Конечно, следует немедленно поехать за границу и показать жену лучшим врачам, но для этого нужны большие деньги. Вдобавок к существующим трудностям опубликован новый указ о поездках за рубеж. Молодых людей до двадцати пяти лет вообще не пускают. Остальные должны платить пошлину — 100 рублей серебром. После этого могут поездку разрешить, а могут запретить. Указ — дитя страха перед европейской «революционной заразой». Рассуждения правительства просты: меньше будут ездить, меньше опасных идей проникнет в Россию. В случае, если ты болен и жаждешь лечения, то тебе милостиво дозволяется умереть дома.
От положения, сложившегося в семье Росси, можно прийти в отчаяние. А страдания нравственные, в отличие от болей физических, всегда кажутся бесконечными. Пережить несчастья легче в кругу близких и верных друзей, но рядом с Карлом Ивановичем остались только сводная сестра Мария и ее муж Огюст Пуаро, который умрет летом 1846 года. Много друзей зодчий обрести не сумел. Может, потому, что всю любовь свою всегда отдавал только семье и дорогой сердцу архитектуре…

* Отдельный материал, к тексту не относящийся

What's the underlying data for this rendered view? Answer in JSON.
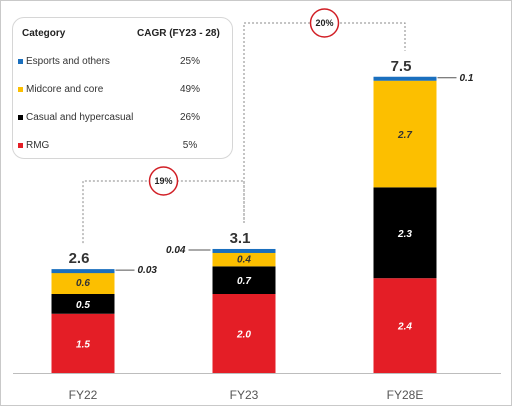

В другое время Карл Иванович попытался бы забыться в работе, но, увы, с каждым годом у него все меньше и меньше дел. Теперь уже не отгородишься от всех невзгод чертежами, планами, рисунками, не вытеснишь домашние печали беспредельной радостью созидания. Остается только безропотно тащить свой крест и надеяться, надеяться, надеяться… А пока 27 декабря 1844 года Росси берет у казны в долг 300 рублей серебром. 5 мая 1845 года, «находясь в весьма стесненных обстоятельствах», просит еще 1500 рублей. Врачи, аптекари, сиделки требуют денег. Много денег…
Трагическая развязка приближается неумолимо. 20 марта 1846 года в очередном прошении о займе Росси пишет: «…находясь в крайней нужде в особенности теперь по случаю смертельного положения супруги своей…» А 1 апреля Софья Андреевна скончалась, прожив сорок шесть лет. Случилось так, что исполнительные чиновники именно в этот день подсчитали долг зодчего — 1287 рублей 48 копеек серебром. Но денег на похороны у Карла Ивановича нет. Человек, построивший роскошные дворцы и здания Петербурга, не в состоянии исполнить свои обязанности по отношению к покойной. Скрепя сердце он просит у императора еще 1000 рублей. Желая избежать ненужных пересудов, Николай Павлович делает красивый жест: через три месяца дарит Карлу Росси 2000 рублей серебром.
Примечательно, как изложена царская милость в формулярном списке: «За усердную службу всемилостивейше пожаловано единовременно 2000 рублей». Действительно, в декабре исполнится пятьдесят лет, как Карл Росси был зачислен на службу в Кабинет Его Императорского Величества, но ведь не по случаю предстоящего юбилея пожалованы архитектору деньги. На похороны жены… Можно, конечно, поражаться душевной суровости Николая Павловича, но эту особенность его характера уже отмечали современники: «При первом взгляде на Государя невольно бросается в глаза характерная особенность его лица — какая-то беспокойная суровость. Физиономисты не без основания утверждают, что ожесточение сердца вредит красоте лица…» Не нашлось у государя теплых слов сочувствия старому верному слуге, поверженному тяжкой судьбой.